Основная идея вежливости японца в том, чтобы быть всегда приятным в отношениях с другими. Это не та вежливость, которая подразумевает лишь хорошие манеры, благовоспитанную речь. Вежливость культуры бусидо должна идти рука об руку с более глубоким предписанием: «радуйся со счастливым и не показывай другим твоих слез».
Бусидо прежних времен, утверждал японский писатель Кан Кикути накануне второй мировой войны, будучи «путем воина», стало путем всей нации. «Можно смело сказать,— подчеркивал Кикути, — что все лица мужского пола в возрасте от 20 до 40 лет являются воинами» [85, с. 184].
Превратившись в традицию, бусидо и сегодня осуществляет в Японии регулирующую функцию. Бусидо — это среда, благодаря которой живо в Японии почитание предков. Дух бусидо во многом повелевает поведением японцев, и они сознательно, но еще в большей степени бессознательно, следуют за ним. То, что предписывает бусидо, не так-то просто смахнуть, отбросить, от этого вдруг нельзя отказаться. Корни бусидо сидят слишком глубоко.
Харакири
«Хара» — в буквальном смысле слова — живот, чрево (точнее, та его часть, что располагается па пять сантиметров ниже вправо и влево от пупка).
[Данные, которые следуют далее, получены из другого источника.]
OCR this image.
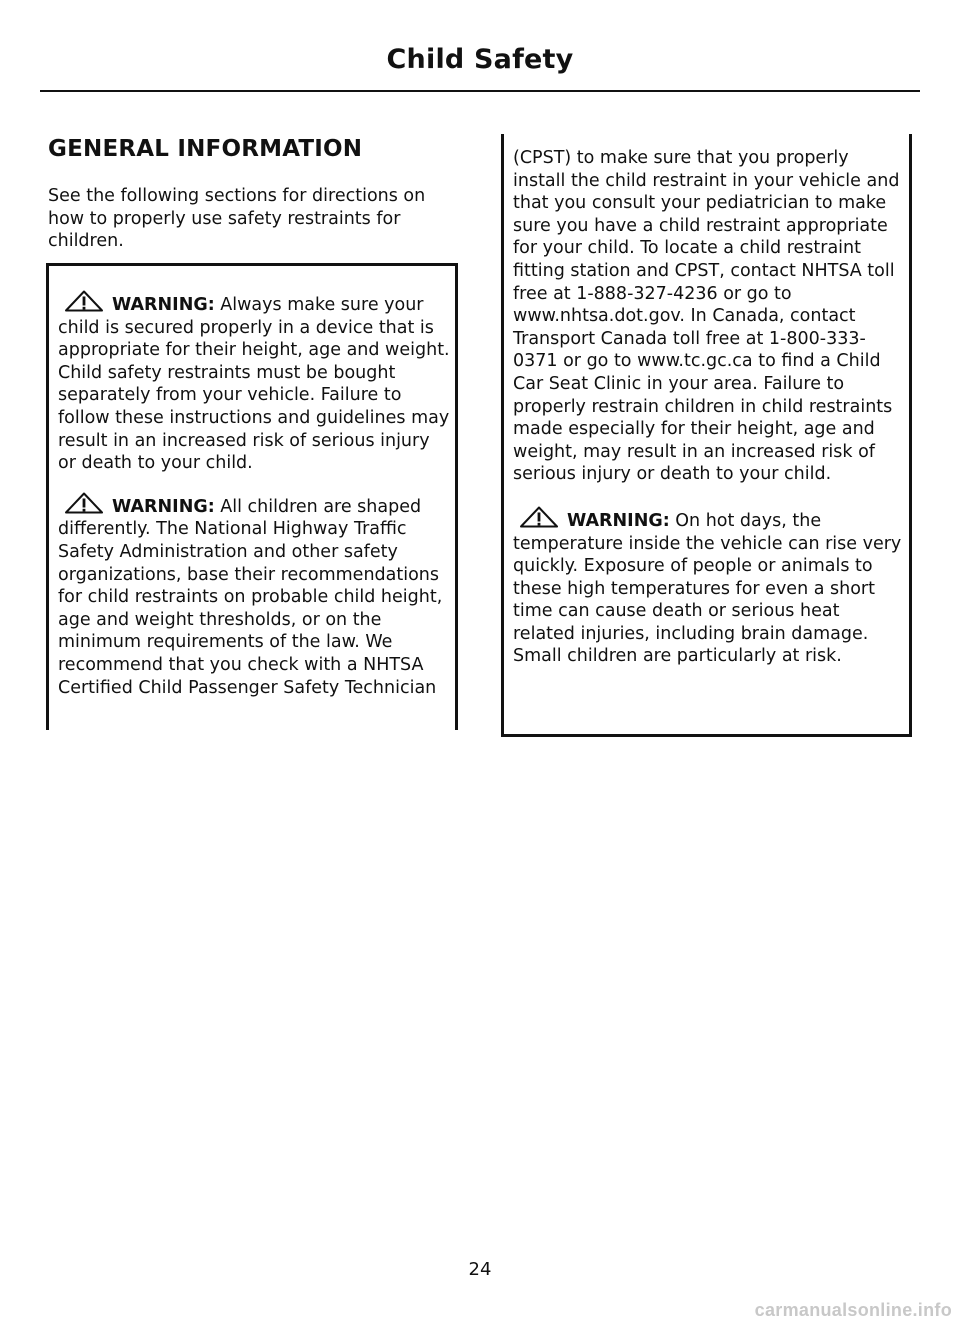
Child Safety
GENERAL INFORMATION

See the following sections for directions on how to properly use safety restraints for children.

WARNING: Always make sure your child is secured properly in a device that is appropriate for their height, age and weight. Child safety restraints must be bought separately from your vehicle. Failure to follow these instructions and guidelines may result in an increased risk of serious injury or death to your child.

WARNING: All children are shaped differently. The National Highway Traffic Safety Administration and other safety organizations, base their recommendations for child restraints on probable child height, age and weight thresholds, or on the minimum requirements of the law. We recommend that you check with a NHTSA Certified Child Passenger Safety Technician

(CPST) to make sure that you properly install the child restraint in your vehicle and that you consult your pediatrician to make sure you have a child restraint appropriate for your child. To locate a child restraint fitting station and CPST, contact NHTSA toll free at 1-888-327-4236 or go to www.nhtsa.dot.gov. In Canada, contact Transport Canada toll free at 1-800-333-0371 or go to www.tc.gc.ca to find a Child Car Seat Clinic in your area. Failure to properly restrain children in child restraints made especially for their height, age and weight, may result in an increased risk of serious injury or death to your child.

WARNING: On hot days, the temperature inside the vehicle can rise very quickly. Exposure of people or animals to these high temperatures for even a short time can cause death or serious heat related injuries, including brain damage. Small children are particularly at risk.

24
carmanualsonline.info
В переносном же значении это слово обозначает душу, ум, характер, намерения, глубинные мысли — все то, что на Западе связывается с понятием «сердце».
В Японии со словом хара употребляется довольно много устойчивых оборотов речи: тот, кто полон решимости, привел в спокойное состояние свое хара (хара-о кимэру); кто сердится, у того хара поднимается кверху (хара-о татэру); кто говорит откровенно, у того хара раскрыто, — «хара-кири». Ритуальное самоубийство путем вскрытия живота потому и назвали «харакири». Оно утвердилось в эпоху Хэйан (VIII—XII вв.) и сначала осуществлялось только самураями.
Слово «харакири» иностранцы употребляют с оттенком насмешливости, сами японцы склонны употреблять слово «сэппуку» или «каппуку».
Сэппуку буквально означает вспарывание живота. Если сэппуку назначалось как наказание, то говорили, что виновный осознал свою вину, что равнозначно словам: «Я совершил нехороший поступок, мне стыдно перед своей совестью, и я наказываю себя собственными руками». Иногда человек совершал сэппуку, не будучи виновным, что означало: «Я не виновен, но я хочу показать вам мою душу, чтобы вы сами могли судить об этом».
Как известно, боль в животе переносить очень трудно, поэтому вспороть себе живот означало нелегко уйти из жизни. Поэтому тот, кто совершал сэппуку, мог сказать: «Оповести, что я умер мужественно». У самураев смерть в бою и «смерть на циновке» (сэппуку совершалось на циновке) в одинаковой степени расценивалась как геройство.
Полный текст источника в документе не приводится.